25 February 2024

Time For Dessert (part 1 of 3)

In all the time that I knew Mrs. Wright, what I knew her for - kitchen-wise - was dessert. It is, therefore, no surprise to me that I kept six recipes for sweets (seven if you include the "dessert" in the jello post).

Today's installment of Mrs. Wright's recipes includes two. The first one confuses me, and I kind of want to send it to B. Dylan Hollis for his take. It includes cooked mashed potatoes, and peanut butter, but after you make a dough with the mashed potates, and smear the peanut butter on, and roll it up, what then? Is it done? Does it need further baking, chilling, anything? Peculiar.

Also it's on a larger than usual index card, which had to be folded to fit in the standard 3" x 5" box, and it's in someone else's handwriting. Where did it come from?

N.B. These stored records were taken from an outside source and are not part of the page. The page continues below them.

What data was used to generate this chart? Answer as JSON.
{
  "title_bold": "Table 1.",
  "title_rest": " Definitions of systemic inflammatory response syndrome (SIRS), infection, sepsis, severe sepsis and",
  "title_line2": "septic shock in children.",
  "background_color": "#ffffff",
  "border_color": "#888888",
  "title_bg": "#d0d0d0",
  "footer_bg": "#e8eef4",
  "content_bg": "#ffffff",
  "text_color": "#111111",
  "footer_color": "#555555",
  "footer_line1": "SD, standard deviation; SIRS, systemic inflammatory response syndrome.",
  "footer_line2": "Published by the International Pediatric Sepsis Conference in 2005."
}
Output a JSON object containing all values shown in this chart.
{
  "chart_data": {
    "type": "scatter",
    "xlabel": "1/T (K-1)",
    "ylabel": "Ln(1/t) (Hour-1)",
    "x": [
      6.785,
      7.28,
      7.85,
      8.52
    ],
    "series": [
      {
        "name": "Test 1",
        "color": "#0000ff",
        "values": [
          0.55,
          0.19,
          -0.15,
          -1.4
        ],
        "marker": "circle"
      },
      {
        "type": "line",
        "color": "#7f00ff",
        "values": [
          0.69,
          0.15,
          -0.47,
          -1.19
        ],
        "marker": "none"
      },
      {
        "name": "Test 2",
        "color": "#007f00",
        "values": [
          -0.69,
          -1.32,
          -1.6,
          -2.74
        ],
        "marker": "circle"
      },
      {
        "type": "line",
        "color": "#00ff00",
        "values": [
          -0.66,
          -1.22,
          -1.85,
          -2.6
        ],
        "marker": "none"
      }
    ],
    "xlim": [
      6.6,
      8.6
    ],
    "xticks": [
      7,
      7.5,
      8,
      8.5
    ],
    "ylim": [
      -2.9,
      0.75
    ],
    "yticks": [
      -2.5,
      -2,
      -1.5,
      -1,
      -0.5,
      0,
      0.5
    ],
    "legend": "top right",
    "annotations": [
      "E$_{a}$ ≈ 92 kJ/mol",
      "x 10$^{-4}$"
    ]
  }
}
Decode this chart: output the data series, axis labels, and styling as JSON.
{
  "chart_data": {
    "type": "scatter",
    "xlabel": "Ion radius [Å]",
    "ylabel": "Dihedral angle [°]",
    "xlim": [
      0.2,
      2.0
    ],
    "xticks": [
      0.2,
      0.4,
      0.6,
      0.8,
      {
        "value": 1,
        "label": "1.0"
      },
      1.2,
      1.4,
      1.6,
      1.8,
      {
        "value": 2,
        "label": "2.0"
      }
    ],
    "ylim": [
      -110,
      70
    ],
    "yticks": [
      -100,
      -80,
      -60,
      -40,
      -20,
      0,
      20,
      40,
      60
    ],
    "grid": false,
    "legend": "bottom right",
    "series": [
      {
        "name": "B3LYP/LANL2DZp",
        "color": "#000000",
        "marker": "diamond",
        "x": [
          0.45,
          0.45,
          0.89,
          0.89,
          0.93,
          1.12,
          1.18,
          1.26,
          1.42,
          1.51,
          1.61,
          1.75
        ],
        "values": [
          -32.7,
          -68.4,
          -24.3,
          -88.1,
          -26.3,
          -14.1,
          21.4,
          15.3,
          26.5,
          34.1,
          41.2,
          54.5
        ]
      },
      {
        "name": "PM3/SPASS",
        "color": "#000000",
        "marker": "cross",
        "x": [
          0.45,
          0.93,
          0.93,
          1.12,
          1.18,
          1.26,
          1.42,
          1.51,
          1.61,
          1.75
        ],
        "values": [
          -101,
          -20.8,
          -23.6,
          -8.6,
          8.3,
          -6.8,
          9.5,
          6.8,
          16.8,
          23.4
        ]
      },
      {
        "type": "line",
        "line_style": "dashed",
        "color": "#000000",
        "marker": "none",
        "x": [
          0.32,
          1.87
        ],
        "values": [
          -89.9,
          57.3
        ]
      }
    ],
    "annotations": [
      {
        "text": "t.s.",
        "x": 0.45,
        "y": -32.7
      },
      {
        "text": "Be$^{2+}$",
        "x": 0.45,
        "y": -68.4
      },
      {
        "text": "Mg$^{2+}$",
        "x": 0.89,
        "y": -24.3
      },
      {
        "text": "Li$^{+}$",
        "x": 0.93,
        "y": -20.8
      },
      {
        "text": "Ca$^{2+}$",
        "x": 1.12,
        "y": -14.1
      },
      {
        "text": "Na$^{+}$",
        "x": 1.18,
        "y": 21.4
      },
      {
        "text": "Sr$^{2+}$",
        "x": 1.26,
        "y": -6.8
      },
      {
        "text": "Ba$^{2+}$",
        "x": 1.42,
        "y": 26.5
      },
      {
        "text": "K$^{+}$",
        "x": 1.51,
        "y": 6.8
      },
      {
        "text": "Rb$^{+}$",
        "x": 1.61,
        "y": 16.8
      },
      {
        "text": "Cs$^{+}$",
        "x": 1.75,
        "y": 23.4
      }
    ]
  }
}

Mrs. Wright was terrific at pizzele. She and my mother would compare notes and my mother's were never as good as Marian's. This is another example of a recipe for someone who knows how to cook. No instructions whatsoever - just a list of ingredients. If you want to be picky, there are two verbs: melt and add. But the proof of pizzele is in the baking. (And I wonder what happened to my mother's pizzele iron...and Marian's for that matter.)


kathy a. said...

Maybe those pinwheels were meant to be like no-bake cookies? I remember making some drop cookies of the no-bake variety using peanut butter, chocolate chips, instant oatmeal, and ?? That would have been around 1978-9.